Les gens d’extrême-droite ne le sont pas par accident. (...)
Les gens d’extrême-droite ne sont pas stupides
Ce serait si simple si le racisme était le fait de personnes stupides ou pas éduquées. Mais, si c’était le cas, on l’aurait déjà refoulé, comme on a refoulé l’illettrisme. (...)
L’extrême-droite comprend très bien qu’il suffit de passer son temps à lancer des accusations ou des trucs faux courts, sur un ton confiant. De manière à générer en face de longues justifications.
Quand la personne a fini de se dépêtrer on lance une autre accusation. Et ainsi de suite. (...)
Répondre c’est avoir l’air de se justifier. Surtout si on commence à bégayer de surprise. Alors que la personne l’a assené avec assurance. (...)
La personne qui accuse, donne une impression de certitude. Celle qui se justifie donne l’impression d’être en faute. Or, le cerveau juge sur deux variables : la vérité et la posture. Malheureusement, ça veut dire qu’on peut gagner un débat en ayant tort. On peut même gagner un débat en disant très peu de mots. Juste en énervant l’autre pour dire qu’il a perdu ses nerfs. (...)
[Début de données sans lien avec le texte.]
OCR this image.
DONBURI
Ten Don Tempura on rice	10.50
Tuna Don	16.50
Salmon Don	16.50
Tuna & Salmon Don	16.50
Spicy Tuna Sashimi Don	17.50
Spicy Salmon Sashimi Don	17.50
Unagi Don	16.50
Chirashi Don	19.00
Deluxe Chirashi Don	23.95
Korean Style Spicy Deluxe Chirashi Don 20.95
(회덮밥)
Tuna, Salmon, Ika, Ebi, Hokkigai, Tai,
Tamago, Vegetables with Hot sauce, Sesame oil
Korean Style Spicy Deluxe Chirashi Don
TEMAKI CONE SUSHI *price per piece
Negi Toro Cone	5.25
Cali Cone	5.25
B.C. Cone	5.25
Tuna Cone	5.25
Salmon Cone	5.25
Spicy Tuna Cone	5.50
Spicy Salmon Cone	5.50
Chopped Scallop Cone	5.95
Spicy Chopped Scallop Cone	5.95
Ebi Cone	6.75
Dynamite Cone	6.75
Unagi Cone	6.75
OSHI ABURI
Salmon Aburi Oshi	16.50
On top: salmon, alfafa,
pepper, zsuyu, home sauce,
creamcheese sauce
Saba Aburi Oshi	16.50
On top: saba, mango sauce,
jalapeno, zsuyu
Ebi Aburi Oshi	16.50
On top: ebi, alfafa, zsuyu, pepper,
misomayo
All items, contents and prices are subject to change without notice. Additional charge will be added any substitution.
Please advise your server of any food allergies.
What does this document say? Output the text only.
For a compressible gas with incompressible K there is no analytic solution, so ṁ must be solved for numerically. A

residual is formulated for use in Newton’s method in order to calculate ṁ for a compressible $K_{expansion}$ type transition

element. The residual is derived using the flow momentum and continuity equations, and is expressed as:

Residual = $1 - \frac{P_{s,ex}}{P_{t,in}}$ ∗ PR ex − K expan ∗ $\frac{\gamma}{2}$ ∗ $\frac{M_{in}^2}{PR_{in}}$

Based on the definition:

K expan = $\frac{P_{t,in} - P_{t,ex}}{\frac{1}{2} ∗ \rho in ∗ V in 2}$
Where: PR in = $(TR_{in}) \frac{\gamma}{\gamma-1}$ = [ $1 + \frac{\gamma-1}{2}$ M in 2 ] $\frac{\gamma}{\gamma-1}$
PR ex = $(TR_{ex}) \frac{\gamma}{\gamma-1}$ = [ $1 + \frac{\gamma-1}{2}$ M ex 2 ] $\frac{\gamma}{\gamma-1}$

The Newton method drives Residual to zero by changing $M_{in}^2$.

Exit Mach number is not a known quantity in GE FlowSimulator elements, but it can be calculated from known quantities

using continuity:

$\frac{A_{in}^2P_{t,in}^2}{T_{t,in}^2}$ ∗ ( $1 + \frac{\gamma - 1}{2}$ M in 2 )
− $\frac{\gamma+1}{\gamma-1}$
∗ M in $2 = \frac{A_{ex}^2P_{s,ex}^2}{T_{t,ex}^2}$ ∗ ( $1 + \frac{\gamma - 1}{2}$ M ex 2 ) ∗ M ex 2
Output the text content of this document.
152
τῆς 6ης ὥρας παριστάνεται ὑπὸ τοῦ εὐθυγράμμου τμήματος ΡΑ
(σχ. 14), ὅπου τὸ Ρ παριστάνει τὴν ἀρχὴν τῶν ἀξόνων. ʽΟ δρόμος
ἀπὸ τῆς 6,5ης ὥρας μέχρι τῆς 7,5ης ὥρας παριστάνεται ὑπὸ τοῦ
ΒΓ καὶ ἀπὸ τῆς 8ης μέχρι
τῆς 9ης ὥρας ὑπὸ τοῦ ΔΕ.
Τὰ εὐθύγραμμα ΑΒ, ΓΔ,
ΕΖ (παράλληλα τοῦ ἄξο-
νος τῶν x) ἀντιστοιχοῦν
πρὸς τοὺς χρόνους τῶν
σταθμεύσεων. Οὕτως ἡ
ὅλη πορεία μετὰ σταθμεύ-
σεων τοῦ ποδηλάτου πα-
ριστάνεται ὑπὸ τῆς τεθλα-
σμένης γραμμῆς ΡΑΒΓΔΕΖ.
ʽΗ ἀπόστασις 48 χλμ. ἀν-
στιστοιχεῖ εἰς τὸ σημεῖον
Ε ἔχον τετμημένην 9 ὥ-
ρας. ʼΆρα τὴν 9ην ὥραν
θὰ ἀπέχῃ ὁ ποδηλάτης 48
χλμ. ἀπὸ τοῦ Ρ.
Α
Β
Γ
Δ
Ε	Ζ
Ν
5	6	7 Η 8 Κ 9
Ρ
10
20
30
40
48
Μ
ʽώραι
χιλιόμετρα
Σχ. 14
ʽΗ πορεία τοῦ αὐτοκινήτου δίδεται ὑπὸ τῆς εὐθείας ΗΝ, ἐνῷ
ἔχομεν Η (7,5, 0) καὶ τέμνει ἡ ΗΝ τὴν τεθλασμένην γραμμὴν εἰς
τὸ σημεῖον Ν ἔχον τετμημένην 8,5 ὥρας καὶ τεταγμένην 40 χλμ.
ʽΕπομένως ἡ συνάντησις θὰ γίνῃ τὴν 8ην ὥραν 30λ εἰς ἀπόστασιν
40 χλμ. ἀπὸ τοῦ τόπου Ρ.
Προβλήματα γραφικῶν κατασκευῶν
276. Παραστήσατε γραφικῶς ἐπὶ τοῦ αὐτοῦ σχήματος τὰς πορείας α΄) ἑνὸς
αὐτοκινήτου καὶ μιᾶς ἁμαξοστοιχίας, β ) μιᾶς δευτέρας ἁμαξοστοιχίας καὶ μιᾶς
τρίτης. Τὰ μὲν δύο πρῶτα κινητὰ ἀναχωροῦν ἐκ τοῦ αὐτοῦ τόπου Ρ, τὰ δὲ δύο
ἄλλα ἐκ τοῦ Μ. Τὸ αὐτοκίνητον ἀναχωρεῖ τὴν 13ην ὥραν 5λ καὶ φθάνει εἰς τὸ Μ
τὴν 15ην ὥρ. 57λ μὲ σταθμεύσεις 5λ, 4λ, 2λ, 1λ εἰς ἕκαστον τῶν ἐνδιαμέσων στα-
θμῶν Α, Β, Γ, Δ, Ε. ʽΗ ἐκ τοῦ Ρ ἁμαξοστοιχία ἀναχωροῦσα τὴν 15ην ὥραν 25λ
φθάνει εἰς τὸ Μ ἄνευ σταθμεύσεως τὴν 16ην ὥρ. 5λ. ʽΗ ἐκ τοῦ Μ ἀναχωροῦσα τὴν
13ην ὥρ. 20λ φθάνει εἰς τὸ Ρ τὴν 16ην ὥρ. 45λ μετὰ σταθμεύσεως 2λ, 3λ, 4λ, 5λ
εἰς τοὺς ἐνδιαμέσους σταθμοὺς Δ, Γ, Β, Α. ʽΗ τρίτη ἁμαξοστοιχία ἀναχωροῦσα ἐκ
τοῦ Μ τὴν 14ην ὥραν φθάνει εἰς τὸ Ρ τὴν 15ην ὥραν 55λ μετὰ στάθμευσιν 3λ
On ne fait pas de débats publics pour savoir si 1+1=3, ou pour savoir si la Terre est ronde. Parce que sinon ça veut dire qu’on accepte qu’il est possible que 1+1=3 ou que la Terre soit plate. Débattre avec quelqu’un d’extrême-droite sous entend que, si ça se trouve, il a raison.
Personne n’organise de débat “pour ou contre assassiner le président de la République”. Alors pourquoi on organise un débat “pour ou contre l’islamogauchisme” ? (...)
Principe #2| Comprendre les mécaniques d’audience
Les personnes qui n’ont jamais eu d’audience, ont du mal à comprendre qu’il ne faut jamais répondre à un adversaire qui a une audience significativement inférieure à la sienne.
L’extrême-droite le sait pertinemment, mais elle feint de l’ignorer pour mieux se plaindre. (...)
fusionner les audiences par un débat est une manoeuvre suicidaire pour la personne qui a une audience beaucoup plus grosse.
Voilà pourquoi Marine Le Pen a refusé de débattre avec Mélenchon en 2012 dans une émission. À l’époque il avait beaucoup moins d’intentions de vote, qu’elle. (...)
Principe #3| L’extrême-droite n’est pas sincère quand elle appelle à la liberté d’expression ou à la démocratie
Si tu ne devais retenir qu’une chose : retiens ça. La libre expression et la démocratie ne sont pas des valeurs d’extrême-droite. Elle s’en contrefiche. En revanche, elle sait que ce sont des valeurs chères aux autres camps politiques.
Quand elle dit “on me refuse le débat, c’est pas démocratique !” elle nous parodie. Elle n’y croit pas un mot. (...)
L’extrême-droite est pour la liberté d’expression uniquement quand elle est marginale ou en conquête du pouvoir. (...)
Ça marche tellement bien que, même quand elle obtient la parole, l’extrême-droite continue à clamer partout qu’elle n’a pas la parole. (...)
Non seulement l’extrême-droite appelle à la liberté d’expression de manière hypocrite mais en plus elle a une conception du débat très loin de l’objectif démocratique. Pour, elle, le but du débat d’humilier l’adversaire. Une épreuve de force. Une question d’honneur. (...)
ils n’imaginent pas le débat comme un exercice de recherche de vérité mais un duel qui permet de prouver la puissance du chef.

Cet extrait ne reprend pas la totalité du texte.